How do you score an interview with a scandal-plagued royal? “Scoop,” directed by Philip Martin, chronicles the determined efforts of the producer Sam McAlister (Billie Piper), on whose book, “Scoops,” the film is based. Attending meetings at Buckingham Palace may lack the grit of shoe-leather reporting, but there is genuine psychology involved in convincing a famous figure that countering disapproval requires acknowledging it, and that the questions asked will be fair. Sam makes her case over multiple discussions with the prince’s personal secretary, Amanda Thirsk (Keeley Hawes), and eventually in a pitch to the prince himself (Rufus Sewell in significant makeup) alongside Emily Maitlis (Gillian Anderson), the journalist who hopes to interrogate him.

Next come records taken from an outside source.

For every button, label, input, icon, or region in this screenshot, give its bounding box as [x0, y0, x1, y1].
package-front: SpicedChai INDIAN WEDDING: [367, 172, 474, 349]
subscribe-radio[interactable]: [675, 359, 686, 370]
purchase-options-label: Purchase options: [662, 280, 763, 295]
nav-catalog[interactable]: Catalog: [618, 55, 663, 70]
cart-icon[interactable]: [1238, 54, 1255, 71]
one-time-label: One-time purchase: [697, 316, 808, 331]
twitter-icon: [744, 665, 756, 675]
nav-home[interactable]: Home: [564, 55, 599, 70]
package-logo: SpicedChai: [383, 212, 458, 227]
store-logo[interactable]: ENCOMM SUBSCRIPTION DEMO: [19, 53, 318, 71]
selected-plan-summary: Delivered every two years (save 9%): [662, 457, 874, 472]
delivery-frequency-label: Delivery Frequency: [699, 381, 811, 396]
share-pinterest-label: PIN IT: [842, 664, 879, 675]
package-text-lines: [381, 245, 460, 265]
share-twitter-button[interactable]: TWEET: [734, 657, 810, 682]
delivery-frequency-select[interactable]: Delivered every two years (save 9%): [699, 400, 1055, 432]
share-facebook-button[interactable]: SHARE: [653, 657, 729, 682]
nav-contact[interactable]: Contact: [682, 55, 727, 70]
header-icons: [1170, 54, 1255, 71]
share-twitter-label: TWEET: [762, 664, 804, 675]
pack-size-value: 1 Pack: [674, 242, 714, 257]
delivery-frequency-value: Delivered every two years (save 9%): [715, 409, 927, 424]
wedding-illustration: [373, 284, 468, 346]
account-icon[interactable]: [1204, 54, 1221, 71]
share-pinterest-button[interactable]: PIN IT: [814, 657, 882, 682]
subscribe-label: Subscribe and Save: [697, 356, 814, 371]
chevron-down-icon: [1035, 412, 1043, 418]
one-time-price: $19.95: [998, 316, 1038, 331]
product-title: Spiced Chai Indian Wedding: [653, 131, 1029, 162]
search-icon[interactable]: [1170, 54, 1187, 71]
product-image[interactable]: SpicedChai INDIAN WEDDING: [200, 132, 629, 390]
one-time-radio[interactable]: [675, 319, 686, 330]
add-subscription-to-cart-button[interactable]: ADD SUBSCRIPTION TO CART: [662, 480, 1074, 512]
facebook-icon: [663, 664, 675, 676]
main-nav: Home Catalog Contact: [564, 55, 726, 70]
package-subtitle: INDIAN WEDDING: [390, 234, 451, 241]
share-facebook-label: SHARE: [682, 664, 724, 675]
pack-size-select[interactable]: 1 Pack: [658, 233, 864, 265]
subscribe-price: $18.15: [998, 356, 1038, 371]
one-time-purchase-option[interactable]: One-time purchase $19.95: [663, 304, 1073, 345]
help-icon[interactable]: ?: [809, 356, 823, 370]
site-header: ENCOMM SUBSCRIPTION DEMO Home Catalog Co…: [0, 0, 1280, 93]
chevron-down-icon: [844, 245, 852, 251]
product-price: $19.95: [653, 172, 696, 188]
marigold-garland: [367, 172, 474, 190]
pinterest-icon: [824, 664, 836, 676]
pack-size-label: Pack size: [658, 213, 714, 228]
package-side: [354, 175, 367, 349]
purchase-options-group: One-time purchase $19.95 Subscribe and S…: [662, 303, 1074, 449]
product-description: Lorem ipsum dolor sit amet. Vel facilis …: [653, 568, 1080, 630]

The film finds sufficient suspense in these negotiations and in Maitlis’s preparations for the encounter, a grilling that, in real life, she skillfully pulled off without ever registering as discourteous. Why Prince Andrew’s answers were so tone-deaf — he was panned for not expressing sympathy for Epstein’s victims — is a mystery that “Scoop” sidesteps. (McAlister and Thirsk exchange ambiguous glances as the taping concludes.)

What “Scoop” offers is the modest pleasure — to which any journalist is susceptible — of rooting for a reporting team to get a story. That, and mimicry: exceptional on Anderson’s part, less on that of Sewell, who has a raspier voice and a more passably serious manner than the prince displayed on TV.

Scoop
Not Rated. Running time: 1 hour 42 minutes. Watch on Netflix.